Pedagogista e Coordinatrice nazionale per la lotta contro l’antisemitismo, riflette sulla proposta pastorale («la vera sapienza vuol dire cercare il senso di quello che viviamo e anche scoprire la nostra fragilità») e sottolinea l’importanza attribuita nel testo all’amicizia e alla condivisione
di Annamaria
BRACCINI
Come legge una pedagogista – già deputato – come Milena Santerini, docente presso la Facoltà di Scienze della formazione dell’Università Cattolica, l’appello al pensare insito nella proposta pastorale? Come un «richiamo a interpretare il segno dei tempi», osserva Santerini, che è anche Coordinatrice nazionale per la lotta contro l’antisemitismo. «Il nostro Arcivescovo – aggiunge coglie il bisogno che abbiamo di una sapienza nel suo significato biblico, che non vuol dire sapere tutto o avere necessariamente cultura, ma cercare il senso di quello che viviamo in questo nostro tempo».
Tempo di pandemia…
Credo che sia molto importante tale sottolineatura, perché l’Arcivescovo parte da quello che abbiamo vissuto – da un’esperienza comune e unica, totale e planetaria, nella quale ci siamo confrontati con le domande fondanti sulla vita, sulla morte, sul futuro, il dolore, la malattia -, che non può andare sprecata.

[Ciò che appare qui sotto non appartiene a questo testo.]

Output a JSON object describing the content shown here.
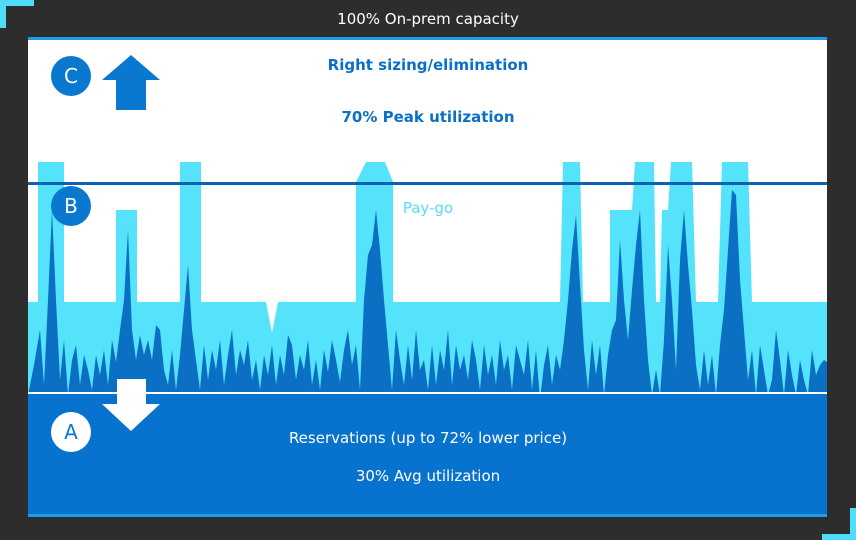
{
  "header": {
    "title": "100% On-prem capacity"
  },
  "tiers": {
    "c": {
      "badge": "C",
      "line1": "Right sizing/elimination",
      "line2": "70% Peak utilization"
    },
    "b": {
      "badge": "B",
      "line1": "Pay-go"
    },
    "a": {
      "badge": "A",
      "line1": "Reservations (up to 72% lower price)",
      "line2": "30% Avg utilization"
    }
  },
  "icons": {
    "up": "arrow-up-icon",
    "down": "arrow-down-icon"
  },
  "colors": {
    "frame": "#2d2d2d",
    "accent_cyan": "#4fdcfa",
    "payg": "#55e2fb",
    "usage": "#0b6fc4",
    "reservations": "#0872cf",
    "text_blue": "#0a6fc8",
    "white": "#ffffff"
  }
}
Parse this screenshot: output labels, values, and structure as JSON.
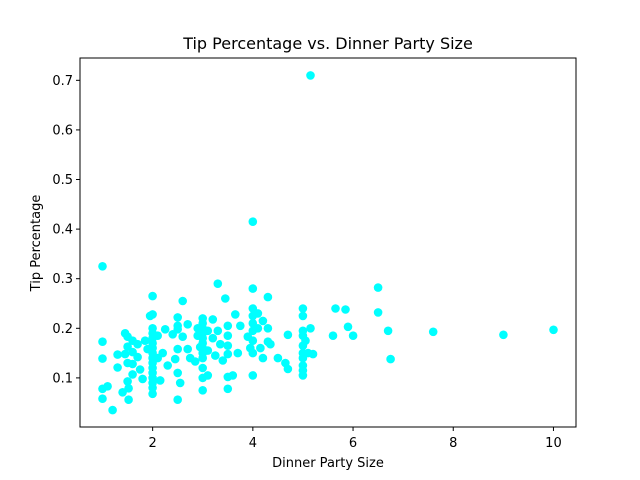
{
  "chart_data": {
    "type": "scatter",
    "title": "Tip Percentage vs. Dinner Party Size",
    "xlabel": "Dinner Party Size",
    "ylabel": "Tip Percentage",
    "xlim": [
      0.55,
      10.45
    ],
    "ylim": [
      0.001,
      0.745
    ],
    "xticks": [
      2,
      4,
      6,
      8,
      10
    ],
    "xtick_labels": [
      "2",
      "4",
      "6",
      "8",
      "10"
    ],
    "yticks": [
      0.1,
      0.2,
      0.3,
      0.4,
      0.5,
      0.6,
      0.7
    ],
    "ytick_labels": [
      "0.1",
      "0.2",
      "0.3",
      "0.4",
      "0.5",
      "0.6",
      "0.7"
    ],
    "grid": false,
    "legend": "none",
    "marker_color": "#00ffff",
    "points": [
      {
        "x": 1.0,
        "y": 0.325
      },
      {
        "x": 1.0,
        "y": 0.173
      },
      {
        "x": 1.0,
        "y": 0.139
      },
      {
        "x": 1.0,
        "y": 0.078
      },
      {
        "x": 1.0,
        "y": 0.058
      },
      {
        "x": 1.1,
        "y": 0.083
      },
      {
        "x": 1.2,
        "y": 0.035
      },
      {
        "x": 1.3,
        "y": 0.147
      },
      {
        "x": 1.3,
        "y": 0.121
      },
      {
        "x": 1.4,
        "y": 0.071
      },
      {
        "x": 1.45,
        "y": 0.19
      },
      {
        "x": 1.45,
        "y": 0.148
      },
      {
        "x": 1.5,
        "y": 0.183
      },
      {
        "x": 1.5,
        "y": 0.163
      },
      {
        "x": 1.5,
        "y": 0.13
      },
      {
        "x": 1.5,
        "y": 0.093
      },
      {
        "x": 1.52,
        "y": 0.079
      },
      {
        "x": 1.52,
        "y": 0.056
      },
      {
        "x": 1.6,
        "y": 0.175
      },
      {
        "x": 1.6,
        "y": 0.152
      },
      {
        "x": 1.6,
        "y": 0.128
      },
      {
        "x": 1.6,
        "y": 0.107
      },
      {
        "x": 1.7,
        "y": 0.168
      },
      {
        "x": 1.7,
        "y": 0.142
      },
      {
        "x": 1.75,
        "y": 0.117
      },
      {
        "x": 1.8,
        "y": 0.098
      },
      {
        "x": 1.85,
        "y": 0.175
      },
      {
        "x": 1.9,
        "y": 0.158
      },
      {
        "x": 1.95,
        "y": 0.225
      },
      {
        "x": 2.0,
        "y": 0.265
      },
      {
        "x": 2.0,
        "y": 0.228
      },
      {
        "x": 2.0,
        "y": 0.2
      },
      {
        "x": 2.0,
        "y": 0.19
      },
      {
        "x": 2.0,
        "y": 0.18
      },
      {
        "x": 2.0,
        "y": 0.17
      },
      {
        "x": 2.0,
        "y": 0.16
      },
      {
        "x": 2.0,
        "y": 0.15
      },
      {
        "x": 2.0,
        "y": 0.14
      },
      {
        "x": 2.0,
        "y": 0.13
      },
      {
        "x": 2.0,
        "y": 0.12
      },
      {
        "x": 2.0,
        "y": 0.11
      },
      {
        "x": 2.0,
        "y": 0.1
      },
      {
        "x": 2.0,
        "y": 0.09
      },
      {
        "x": 2.0,
        "y": 0.08
      },
      {
        "x": 2.0,
        "y": 0.068
      },
      {
        "x": 2.1,
        "y": 0.185
      },
      {
        "x": 2.1,
        "y": 0.14
      },
      {
        "x": 2.15,
        "y": 0.095
      },
      {
        "x": 2.2,
        "y": 0.15
      },
      {
        "x": 2.25,
        "y": 0.198
      },
      {
        "x": 2.3,
        "y": 0.125
      },
      {
        "x": 2.4,
        "y": 0.188
      },
      {
        "x": 2.45,
        "y": 0.138
      },
      {
        "x": 2.5,
        "y": 0.222
      },
      {
        "x": 2.5,
        "y": 0.205
      },
      {
        "x": 2.5,
        "y": 0.198
      },
      {
        "x": 2.5,
        "y": 0.158
      },
      {
        "x": 2.5,
        "y": 0.11
      },
      {
        "x": 2.5,
        "y": 0.056
      },
      {
        "x": 2.55,
        "y": 0.09
      },
      {
        "x": 2.6,
        "y": 0.255
      },
      {
        "x": 2.6,
        "y": 0.183
      },
      {
        "x": 2.7,
        "y": 0.208
      },
      {
        "x": 2.7,
        "y": 0.158
      },
      {
        "x": 2.75,
        "y": 0.14
      },
      {
        "x": 2.85,
        "y": 0.133
      },
      {
        "x": 2.9,
        "y": 0.2
      },
      {
        "x": 2.9,
        "y": 0.185
      },
      {
        "x": 2.95,
        "y": 0.162
      },
      {
        "x": 3.0,
        "y": 0.22
      },
      {
        "x": 3.0,
        "y": 0.21
      },
      {
        "x": 3.0,
        "y": 0.2
      },
      {
        "x": 3.0,
        "y": 0.19
      },
      {
        "x": 3.0,
        "y": 0.18
      },
      {
        "x": 3.0,
        "y": 0.17
      },
      {
        "x": 3.0,
        "y": 0.16
      },
      {
        "x": 3.0,
        "y": 0.15
      },
      {
        "x": 3.0,
        "y": 0.14
      },
      {
        "x": 3.0,
        "y": 0.12
      },
      {
        "x": 3.0,
        "y": 0.1
      },
      {
        "x": 3.0,
        "y": 0.075
      },
      {
        "x": 3.1,
        "y": 0.195
      },
      {
        "x": 3.1,
        "y": 0.155
      },
      {
        "x": 3.1,
        "y": 0.105
      },
      {
        "x": 3.2,
        "y": 0.218
      },
      {
        "x": 3.2,
        "y": 0.18
      },
      {
        "x": 3.25,
        "y": 0.145
      },
      {
        "x": 3.3,
        "y": 0.29
      },
      {
        "x": 3.3,
        "y": 0.195
      },
      {
        "x": 3.35,
        "y": 0.168
      },
      {
        "x": 3.4,
        "y": 0.135
      },
      {
        "x": 3.45,
        "y": 0.26
      },
      {
        "x": 3.5,
        "y": 0.205
      },
      {
        "x": 3.5,
        "y": 0.185
      },
      {
        "x": 3.5,
        "y": 0.165
      },
      {
        "x": 3.5,
        "y": 0.148
      },
      {
        "x": 3.5,
        "y": 0.102
      },
      {
        "x": 3.5,
        "y": 0.078
      },
      {
        "x": 3.6,
        "y": 0.105
      },
      {
        "x": 3.65,
        "y": 0.228
      },
      {
        "x": 3.7,
        "y": 0.15
      },
      {
        "x": 3.75,
        "y": 0.205
      },
      {
        "x": 3.9,
        "y": 0.183
      },
      {
        "x": 3.95,
        "y": 0.16
      },
      {
        "x": 4.0,
        "y": 0.415
      },
      {
        "x": 4.0,
        "y": 0.28
      },
      {
        "x": 4.0,
        "y": 0.24
      },
      {
        "x": 4.0,
        "y": 0.225
      },
      {
        "x": 4.0,
        "y": 0.21
      },
      {
        "x": 4.0,
        "y": 0.195
      },
      {
        "x": 4.0,
        "y": 0.175
      },
      {
        "x": 4.0,
        "y": 0.15
      },
      {
        "x": 4.0,
        "y": 0.105
      },
      {
        "x": 4.1,
        "y": 0.23
      },
      {
        "x": 4.1,
        "y": 0.2
      },
      {
        "x": 4.15,
        "y": 0.16
      },
      {
        "x": 4.2,
        "y": 0.215
      },
      {
        "x": 4.2,
        "y": 0.14
      },
      {
        "x": 4.3,
        "y": 0.263
      },
      {
        "x": 4.3,
        "y": 0.2
      },
      {
        "x": 4.3,
        "y": 0.173
      },
      {
        "x": 4.35,
        "y": 0.168
      },
      {
        "x": 4.5,
        "y": 0.14
      },
      {
        "x": 4.65,
        "y": 0.13
      },
      {
        "x": 4.7,
        "y": 0.187
      },
      {
        "x": 4.7,
        "y": 0.118
      },
      {
        "x": 5.0,
        "y": 0.24
      },
      {
        "x": 5.0,
        "y": 0.225
      },
      {
        "x": 5.0,
        "y": 0.195
      },
      {
        "x": 5.0,
        "y": 0.185
      },
      {
        "x": 5.0,
        "y": 0.165
      },
      {
        "x": 5.0,
        "y": 0.15
      },
      {
        "x": 5.0,
        "y": 0.14
      },
      {
        "x": 5.0,
        "y": 0.125
      },
      {
        "x": 5.0,
        "y": 0.115
      },
      {
        "x": 5.0,
        "y": 0.105
      },
      {
        "x": 5.05,
        "y": 0.175
      },
      {
        "x": 5.1,
        "y": 0.15
      },
      {
        "x": 5.15,
        "y": 0.71
      },
      {
        "x": 5.15,
        "y": 0.2
      },
      {
        "x": 5.2,
        "y": 0.148
      },
      {
        "x": 5.6,
        "y": 0.185
      },
      {
        "x": 5.65,
        "y": 0.24
      },
      {
        "x": 5.85,
        "y": 0.238
      },
      {
        "x": 5.9,
        "y": 0.203
      },
      {
        "x": 6.0,
        "y": 0.185
      },
      {
        "x": 6.5,
        "y": 0.282
      },
      {
        "x": 6.5,
        "y": 0.232
      },
      {
        "x": 6.7,
        "y": 0.195
      },
      {
        "x": 6.75,
        "y": 0.138
      },
      {
        "x": 7.6,
        "y": 0.193
      },
      {
        "x": 9.0,
        "y": 0.187
      },
      {
        "x": 10.0,
        "y": 0.197
      }
    ]
  }
}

Tra i percorsi di sapienza, l’Arcivescovo dedica, infatti, un capitolo alla sapienza del corpo. Come questo può aiutarci a uscire dal senso di scoraggiamento e di impotenza?
Oggi abbiamo un’esperienza del corpo che, qualche volta, è davvero patologica: il corpo dev’essere sano, bello – non ammettiamo che sia fragile -, esibito. Quando, poi, arriva un’esperienza come il Coronavirus, c’è il crollo: se si sta bene, è facile dimenticare il limite, ma la vera sapienza è appunto sapere, scoprire, capire, ricordarci della nostra fragilità. Mi hanno molto colpito le immagini che ha usato l’Arcivescovo a riguardo della città festosa, che però fallisce: una città umiliata. La stessa cosa la viviamo noi con il nostro corpo, che ha un limite e deve essere vissuto in comunione con quello degli altri. Da qui le bellissime pagine sulla condivisione e sull’amicizia.
Anche per il suo ruolo di Coordinatrice governativa per la lotta all’antisemitismo, ritiene che vi sia bisogno di un nuovo modo di dialogare e confrontarsi?
Certamente. Nella Proposta c’è la forza della denuncia dell’individualismo. Credo che questo sia il peccato più grande che possiamo fare e che la visione dell’Arcivescovo sia realistica, così come il grande valore da lui attribuito all’amicizia e alla condivisione. Dal mio punto di vista, ritengo che permanga un rischio grave: la tentazione di trovare, comunque, un capro espiatorio, un nemico: un giorno i cinesi, il successivo, è colpa dell’eterna congiura ebraica. Tuttavia, qualcosa di positivo c’è perché abbiamo capito di aver bisogno gli uni degli altri.
Parlando della Chiesa dalle genti, l’Arcivescovo chiede di comprendere la ricchezza di tradizioni cattoliche diverse, come pure di incontrarsi con chi non condivide la nostra fede, nella Milano «città pensosa» ricca di donne – cruciale l’apporto femminile – e uomini «autorizzati a pensare». È una sfida promettente?
Penso che il cosiddetto Sinodo minore sia stato fondamentale per Milano e rivoluzionario, direi, perché non propone solo un invito a integrare, ad ascoltare, ad accogliere, ma promuove l’idea che la Chiesa è già questa, fatta di genti di tutte le nazionalità. Abbiamo paura che le chiese si svuotino, che le persone si chiudano in casa, che si spezzi un legame fragile come quello della comunità, però c’è questa forza potente dello Spirito che ci fa stare insieme nella Chiesa in un modo, spero, sempre più libero.